Tingkatan Dzikir

Seorang Syaikh (guru Ruhani) suatu kali mempunyai seorang murid yang ia sayangi lebih dari yang lain, sehingga membangkitkan rasa iri mereka (murid lainya). Suatu hari sang Syaikh memberi masing-masing muridnya seekor unggas dan memerintahkan mereka untuk pergi dan membunuhnya di suatu tempat yang tak ada yang bisa melihat. Sesuai dengan itu, setiap muridnya membunuh unggasnya di tempat yang tersembunyi dan membawanya kembali, kecuali murid Syaikh yang paling disayanginya itu. Ia membawa kembali unggas itu dalam keadaan hidup seraya berkata, "Saya tak bisa menemukan tempat seperti itu, karena Allah selalu melihatku di mana-mana." Sang Syaikh pun berkata kepada muridnya yang lain, "Sekarang kamu tahu tingkatan anak muda ini. Ia telah mencapai tingkat selalu mengingati Allah."

Menurut Imam Ghazali ada dua tingkatan dzikrullah. Pertama adalah tingkatan para wali yang pikiran-pikiran seluruhnya terserap dalam perenungan akan keagungan Allah, dan sama sekali tidak menyisakan lagi di relung hati mereka untuk hal-hal lain. Terhadap zikir seperti inilah Rasulullah Saw. bersabda : “Orang yang bangun pagi hanya dengan Allah di dalam pikirannya, maka Allah akan menjaga di dunia ini maupun di akhirat.”

Dzikir pada peringkat ini adalah dzikirnya orang-orang yang sudah mencapai tingkat istiqamah dan mulazamah (terus menerus) dalam dzikrullah, dan ini hanya bisa dicapai oleh orang-orang yang menduduki derajat kematangan dan kesempurnaan iman, dimana hatinya senantiasa belum merasa tenang manakala ia tidak mengingat Allah. Sehingga dalam (keadaan apapun) dan semua garak-geriknya baik lahiriah maupun batiniah hati dan jiwa orang itu akan terus terkuasai sebaik-baiknya. Dimanapun dia berada, hal itu tidak menghalanginya untuk berzikir kepada Allah.

Syibli suatu hari pergi mengunjungi sufi Tsauri. Didapatinya Tsauri sedang duduk tafakur sedemikian tenang sehingga tidak satu pun rambut di tubuhnya bergerak. Syibli pun bertanya kepadanya, "Dari siapa anda belajar mempraktekkan ketenangan tafakur seperti itu?" Tsauri menjawab, "Dari seekor kucing yang saya lihat menunggu di depan lobang tikus dengan sikap yang bahkan jauh lebih tenang daripada yang saya lakukan."

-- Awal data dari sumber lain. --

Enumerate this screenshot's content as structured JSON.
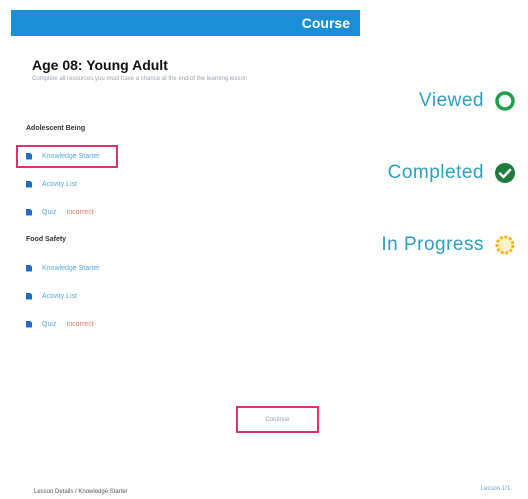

Ibnu Hanif meriwayatkan, "Kepada saya (Imam al-Ghozali) diberitakan bahwa di kota Sur seorang syaikh dengan seorang muridnya selalu duduk dan larut di dalam dzikrullah. Saya berangkat ke sana dan mendapati mereka berdua duduk dengan wajah menghadap ke Makkah. Saya mengucapkan salam kepada mereka tiga kali, tapi mereka tidak menjawab. Saya berkata, "Saya meminta dengan sangat, demi Allah, agar anda menjawab salam saya." Yang lebih muda mengangkat kepalanya dan menjawab, "Wahai Ibnu Hanif, dunia ini hanya ada untuk waktu yang singkat saja. Dan dari waktu yang singkat itu hanya sedikit yang masih tersisa. Anda telah menghalang-halangi kami dengan menuntut agar kami membalas salam anda."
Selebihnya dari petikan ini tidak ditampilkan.